Astor Piazzolla et la création d'un style conjuguant populaire et savant :
l'utilisation de procédés de fugue dans Muerte del ángel

Thomas Fontes Saboga Cardoso
Instituto Federal Fluminense (Brésil)

Le présent article s'inscrit dans le cadre d'une recherche [1] sur les rapports entre musique populaire urbaine et musique savante proposés par le compositeur et bandonéoniste argentin Astor Piazzolla (1921-1992) dans ses compositions et arrangements. Nous avons choisi la musique de Piazzolla pour réfléchir à ces articulations entre musique populaire et savante, car ce compositeur a fait de ces rapports [2] un des principaux, sinon le principal trait distinctif de sa musique, comme nous aurons l'occasion de l'entrevoir par la suite. Nous examinerons dans cet article les procédés de fugue utilisés par Piazzolla dans le morceau Muerte del ángel.

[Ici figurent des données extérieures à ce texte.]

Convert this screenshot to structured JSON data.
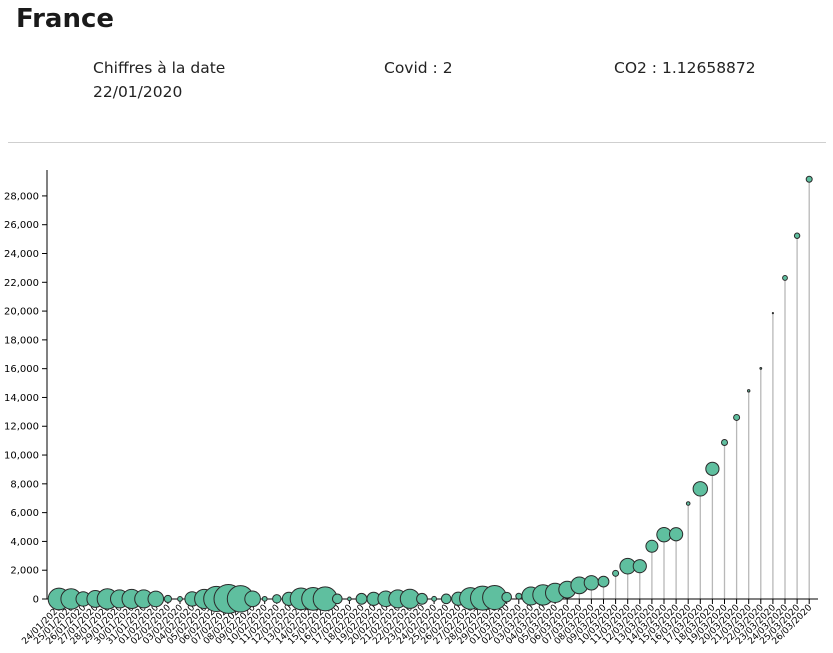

Brève biographie du compositeur

Comme la biographie du compositeur nous permet de comprendre l'importance des rapports entre musique populaire et savante au long de sa trajectoire, nous commencerons par présenter un aperçu rapide des principaux points de repère de son histoire.

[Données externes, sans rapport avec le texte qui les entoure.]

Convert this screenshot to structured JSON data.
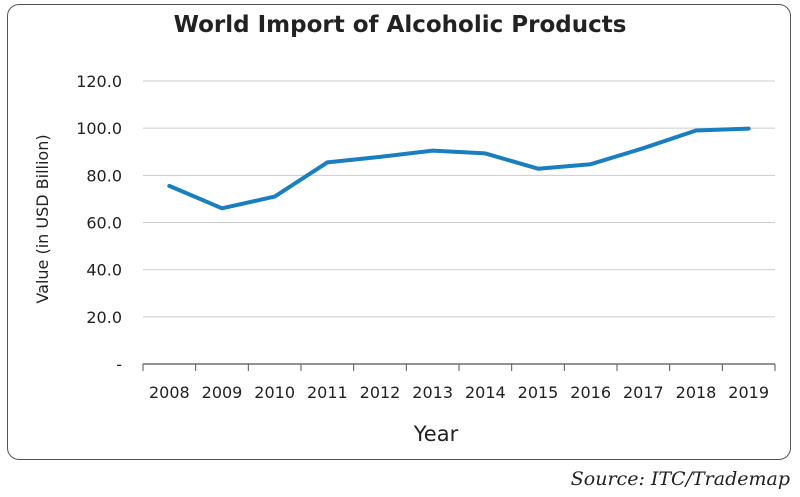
{
  "chart_data": {
    "type": "line",
    "title": "World Import of Alcoholic Products",
    "xlabel": "Year",
    "ylabel": "Value (in USD Billion)",
    "categories": [
      "2008",
      "2009",
      "2010",
      "2011",
      "2012",
      "2013",
      "2014",
      "2015",
      "2016",
      "2017",
      "2018",
      "2019"
    ],
    "series": [
      {
        "values": [
          75.5,
          66.0,
          71.0,
          85.5,
          87.8,
          90.5,
          89.3,
          82.8,
          84.7,
          91.5,
          99.0,
          99.8
        ],
        "color": "#1a7fc0"
      }
    ],
    "ylim": [
      0,
      120
    ],
    "yticks": [
      0,
      20,
      40,
      60,
      80,
      100,
      120
    ],
    "ytick_labels": [
      "-",
      "20.0",
      "40.0",
      "60.0",
      "80.0",
      "100.0",
      "120.0"
    ],
    "grid": "horizontal",
    "legend": "none"
  },
  "source": "Source: ITC/Trademap",
  "colors": {
    "gridline": "#cccccc",
    "axis": "#555555",
    "frame": "#555555"
  }
}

Piazzolla est né en 1921 à Mar del Plata, en Argentine. À partir de 1925 [3], il passe environ dix ans à New York [4], d'où il retient un rapport très fort avec la culture états-unienne, de même qu'avec le jazz. On remarque que le rapport avec le jazz se maintient tout au long de sa vie [5].

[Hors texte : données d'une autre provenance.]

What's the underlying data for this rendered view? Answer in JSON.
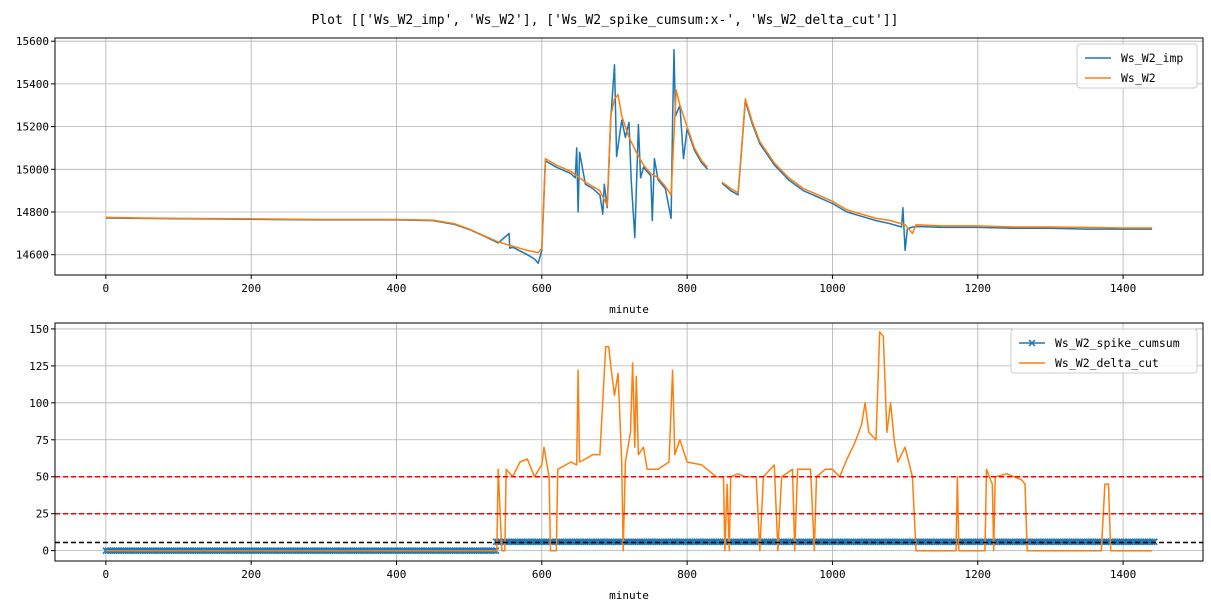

À partir de 1936, avec son retour en Argentine, il passe à s'intéresser vivement au tango [6], puis en 1939 il intègre l'important orchestre de tango d'Anibal Troilo [7], dans lequel il apprend le métier de musicien de tango en profondeur. Il y passe plusieurs années, comme bandonéoniste et arrangeur, pour créer ensuite son propre orchestre de tango, qui dure également plusieurs années.

En même temps, Piazzolla poursuit son rêve de devenir un musicien classique, et en 1941, commencent ses études d'environ cinq ans avec le compositeur argentin (alors jeune) Alberto Ginastera [8]. À partir de cette rencontre, Piazzolla érige une œuvre dans le champ de la musique savante, avec laquelle il remporte quelques prix de composition qui lui permettent d'aller à Paris en 1954, et d'y étudier avec la fameuse professeur Nadia Boulanger. Ils font alors quelques mois de cours, et la professeur lui offre, en plus de ses enseignements techniques, un fameux et important conseil esthétique : celui de revenir vers le tango [9].

À partir de cette rencontre, Piazzolla s'engage dans une recherche où il essaie constamment de mettre le tango en dialogue aussi bien avec la musique savante qu'avec le jazz. Toujours à Paris, il compose une grande quantité de tangos, et les enregistre avec l'orchestre de cordes de l'Opéra de Paris [10]. En revenant à Buenos Aires, il crée l'Octeto Buenos Aires [11] – considéré comme la grande rupture dans l'histoire du tango [12] –, en exploitant principalement les rapports entre le tango et le jazz [13], avec l'introduction dans ce groupe, notamment, d'une guitare électrique. Mais c'est après quelques années de recherches, à partir du début des années 1960, que Piazzolla aboutit à un langage dans lequel le dialogue intense entre quatre éléments différents sera privilégié : le tango, le jazz, la musique baroque et la musique savante moderne.